The Lanterns
The oak tree grew restless, or seemed to, tossing branch and leaf around, an old man yelling at the TV.
“Something’s coming, and you’d best get ready for it.”
It feels like that.
The clouds have been low on the mountain for days, shrouding the towers, tearing off in chunks and then reforming, gray.
I’ve been up and down the road, to quiet roosts overlooking the ravens below, then plunging down into the valley on old roads steeped in memory, out to the land of big water, scrapping with petty tyrants and listening to unexpected sages, then dumping pumpkin spice flavor in gas station coffee, and coming home to stare at the oak tree, restless. Both of us.
It’s time to start reading The Hobbit again, so I am. You know, the clouds on the mountain and the faint stirring of color in the leaves that calls to you when you’re not even listening. It’s right next to the Bible on my stand. Roads are a theme.

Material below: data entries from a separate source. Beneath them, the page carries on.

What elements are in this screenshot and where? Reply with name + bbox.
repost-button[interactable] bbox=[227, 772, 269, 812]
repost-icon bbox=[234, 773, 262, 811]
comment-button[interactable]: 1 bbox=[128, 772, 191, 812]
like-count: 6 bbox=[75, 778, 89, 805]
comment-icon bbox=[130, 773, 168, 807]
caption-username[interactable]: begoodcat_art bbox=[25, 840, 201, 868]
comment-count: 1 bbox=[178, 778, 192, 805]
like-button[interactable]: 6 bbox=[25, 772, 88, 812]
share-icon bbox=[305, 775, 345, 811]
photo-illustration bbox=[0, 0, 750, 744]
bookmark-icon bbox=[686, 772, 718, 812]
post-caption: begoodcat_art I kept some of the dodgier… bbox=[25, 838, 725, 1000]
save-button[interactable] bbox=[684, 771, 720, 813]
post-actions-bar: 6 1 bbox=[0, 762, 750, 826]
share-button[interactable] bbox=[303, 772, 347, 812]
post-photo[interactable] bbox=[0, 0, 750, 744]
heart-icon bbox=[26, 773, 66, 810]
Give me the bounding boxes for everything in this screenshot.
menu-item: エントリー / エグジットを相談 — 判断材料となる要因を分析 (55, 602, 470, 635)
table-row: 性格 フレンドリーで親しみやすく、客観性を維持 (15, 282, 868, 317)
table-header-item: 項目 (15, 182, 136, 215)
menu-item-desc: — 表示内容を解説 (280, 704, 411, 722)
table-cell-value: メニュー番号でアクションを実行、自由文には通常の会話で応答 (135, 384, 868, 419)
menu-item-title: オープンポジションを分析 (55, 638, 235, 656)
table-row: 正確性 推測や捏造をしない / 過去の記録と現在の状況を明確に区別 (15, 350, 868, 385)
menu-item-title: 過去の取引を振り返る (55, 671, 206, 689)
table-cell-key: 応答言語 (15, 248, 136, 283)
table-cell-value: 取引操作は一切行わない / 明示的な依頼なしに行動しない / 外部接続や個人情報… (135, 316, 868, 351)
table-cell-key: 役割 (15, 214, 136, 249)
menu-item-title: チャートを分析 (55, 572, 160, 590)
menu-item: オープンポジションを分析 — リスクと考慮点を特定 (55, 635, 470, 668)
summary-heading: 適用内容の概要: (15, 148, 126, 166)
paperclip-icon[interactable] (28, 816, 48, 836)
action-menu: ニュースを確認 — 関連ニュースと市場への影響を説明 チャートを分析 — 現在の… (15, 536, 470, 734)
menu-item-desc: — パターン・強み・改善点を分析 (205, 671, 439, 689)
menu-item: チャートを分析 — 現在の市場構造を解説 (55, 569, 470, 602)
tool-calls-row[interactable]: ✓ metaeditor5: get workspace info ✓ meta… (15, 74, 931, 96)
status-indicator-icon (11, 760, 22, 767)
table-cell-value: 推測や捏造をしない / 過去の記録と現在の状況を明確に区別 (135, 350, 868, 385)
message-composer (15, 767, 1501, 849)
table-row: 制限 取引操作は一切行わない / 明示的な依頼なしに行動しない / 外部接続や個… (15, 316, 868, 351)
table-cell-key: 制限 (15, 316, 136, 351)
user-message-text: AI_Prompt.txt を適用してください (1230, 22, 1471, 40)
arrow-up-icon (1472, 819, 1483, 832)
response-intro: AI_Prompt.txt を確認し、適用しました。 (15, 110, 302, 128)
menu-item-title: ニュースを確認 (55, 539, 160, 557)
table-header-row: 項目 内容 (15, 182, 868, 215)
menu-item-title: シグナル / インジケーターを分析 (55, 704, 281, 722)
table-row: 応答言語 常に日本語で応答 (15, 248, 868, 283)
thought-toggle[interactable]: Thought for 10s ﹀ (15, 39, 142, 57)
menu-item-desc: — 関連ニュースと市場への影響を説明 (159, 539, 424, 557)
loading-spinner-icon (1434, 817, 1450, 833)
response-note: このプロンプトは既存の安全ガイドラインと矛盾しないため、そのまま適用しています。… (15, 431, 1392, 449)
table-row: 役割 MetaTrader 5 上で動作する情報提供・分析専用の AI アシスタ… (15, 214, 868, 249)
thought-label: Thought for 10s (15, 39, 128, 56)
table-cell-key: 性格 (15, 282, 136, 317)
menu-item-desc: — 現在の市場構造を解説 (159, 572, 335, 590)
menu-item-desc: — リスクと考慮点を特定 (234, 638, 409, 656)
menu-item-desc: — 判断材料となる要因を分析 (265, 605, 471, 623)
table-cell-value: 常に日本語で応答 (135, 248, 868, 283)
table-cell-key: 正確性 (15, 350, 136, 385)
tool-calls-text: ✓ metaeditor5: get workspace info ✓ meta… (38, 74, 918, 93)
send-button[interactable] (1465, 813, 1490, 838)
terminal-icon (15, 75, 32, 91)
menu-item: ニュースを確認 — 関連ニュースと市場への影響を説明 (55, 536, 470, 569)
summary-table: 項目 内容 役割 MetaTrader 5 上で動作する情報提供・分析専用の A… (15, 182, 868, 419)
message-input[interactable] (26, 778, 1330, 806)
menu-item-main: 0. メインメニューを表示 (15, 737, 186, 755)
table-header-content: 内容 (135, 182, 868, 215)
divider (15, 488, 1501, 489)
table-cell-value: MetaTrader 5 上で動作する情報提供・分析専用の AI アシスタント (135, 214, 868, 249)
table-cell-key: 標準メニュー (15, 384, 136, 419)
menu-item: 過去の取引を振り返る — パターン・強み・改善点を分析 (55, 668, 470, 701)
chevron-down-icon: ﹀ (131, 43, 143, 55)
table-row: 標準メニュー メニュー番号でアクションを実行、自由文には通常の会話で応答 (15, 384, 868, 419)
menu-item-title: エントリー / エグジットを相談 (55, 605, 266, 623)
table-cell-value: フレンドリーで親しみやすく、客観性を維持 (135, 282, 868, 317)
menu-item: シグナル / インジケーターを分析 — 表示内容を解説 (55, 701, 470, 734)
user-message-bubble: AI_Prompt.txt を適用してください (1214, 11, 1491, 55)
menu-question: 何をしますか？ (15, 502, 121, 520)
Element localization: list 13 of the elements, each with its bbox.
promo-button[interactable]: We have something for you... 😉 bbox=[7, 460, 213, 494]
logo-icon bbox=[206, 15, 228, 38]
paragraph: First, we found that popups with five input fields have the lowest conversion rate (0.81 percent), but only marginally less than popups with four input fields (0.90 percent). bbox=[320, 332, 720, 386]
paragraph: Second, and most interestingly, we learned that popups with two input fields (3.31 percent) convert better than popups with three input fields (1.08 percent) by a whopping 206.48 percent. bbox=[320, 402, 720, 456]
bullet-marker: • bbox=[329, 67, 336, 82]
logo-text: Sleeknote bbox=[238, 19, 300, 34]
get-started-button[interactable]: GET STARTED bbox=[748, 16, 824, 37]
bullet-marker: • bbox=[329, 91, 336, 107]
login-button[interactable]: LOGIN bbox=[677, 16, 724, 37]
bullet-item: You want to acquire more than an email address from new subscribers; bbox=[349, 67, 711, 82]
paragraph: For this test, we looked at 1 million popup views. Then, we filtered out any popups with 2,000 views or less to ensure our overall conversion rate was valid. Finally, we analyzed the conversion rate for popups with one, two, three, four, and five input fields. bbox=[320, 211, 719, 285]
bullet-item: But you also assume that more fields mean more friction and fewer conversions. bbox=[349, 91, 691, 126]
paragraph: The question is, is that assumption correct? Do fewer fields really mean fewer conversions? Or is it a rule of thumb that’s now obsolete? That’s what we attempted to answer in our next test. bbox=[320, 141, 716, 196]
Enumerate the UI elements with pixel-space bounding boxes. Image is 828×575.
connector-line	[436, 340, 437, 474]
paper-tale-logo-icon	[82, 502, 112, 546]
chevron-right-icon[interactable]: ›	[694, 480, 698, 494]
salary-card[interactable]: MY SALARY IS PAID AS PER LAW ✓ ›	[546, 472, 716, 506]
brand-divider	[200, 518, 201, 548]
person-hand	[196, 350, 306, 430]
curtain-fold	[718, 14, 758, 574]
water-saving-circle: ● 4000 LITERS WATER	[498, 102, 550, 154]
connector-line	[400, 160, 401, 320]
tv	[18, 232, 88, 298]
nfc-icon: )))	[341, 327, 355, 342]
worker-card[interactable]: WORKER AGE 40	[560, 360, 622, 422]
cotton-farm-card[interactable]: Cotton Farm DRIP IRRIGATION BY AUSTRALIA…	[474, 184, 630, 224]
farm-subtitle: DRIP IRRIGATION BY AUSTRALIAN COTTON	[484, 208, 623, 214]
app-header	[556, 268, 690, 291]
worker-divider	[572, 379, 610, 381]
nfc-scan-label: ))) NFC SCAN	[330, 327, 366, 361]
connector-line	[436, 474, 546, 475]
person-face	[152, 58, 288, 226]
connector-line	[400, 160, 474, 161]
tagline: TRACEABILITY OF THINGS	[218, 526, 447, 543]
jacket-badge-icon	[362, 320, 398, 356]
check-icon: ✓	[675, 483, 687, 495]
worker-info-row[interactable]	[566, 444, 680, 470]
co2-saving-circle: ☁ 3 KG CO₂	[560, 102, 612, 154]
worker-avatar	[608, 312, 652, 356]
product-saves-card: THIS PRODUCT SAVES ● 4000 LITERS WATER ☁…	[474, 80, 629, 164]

Roads. It feels like I’m on some mysterious one, and it’s night, with fog and wolves.
Up ahead, with a glimmer, I happen upon a friend with a lantern, standing wayside. They’re always there at exactly the right time, with a little slip of paper to hand me, a piece of some puzzle, or maybe a piece of the puzzle.
“You know you’re always right on cue” I told the boxer who tells me about Jesus, another “chance” meeting at the gym. He nodded, the peace of faith shining out of a face that knows God and how to slip a blow and dish it right back hard enough to knock the sin and teeth right out of you.
“That’s right, that’s right.”
Strength is encouraging.
A boss stopped her work after a long day, suddenly not a boss but another traveler, holding a light, standing under a light in the park as the dusk gathered. “Keep listening.”
A friend sat on a bench, and told me things don’t change like “that” he said, snapping fingers in the breeze of a Sunday.
So I keep walking, looking for the next light.
Maybe you’ll be holding a lantern today. I hope so. Maybe I will be, too.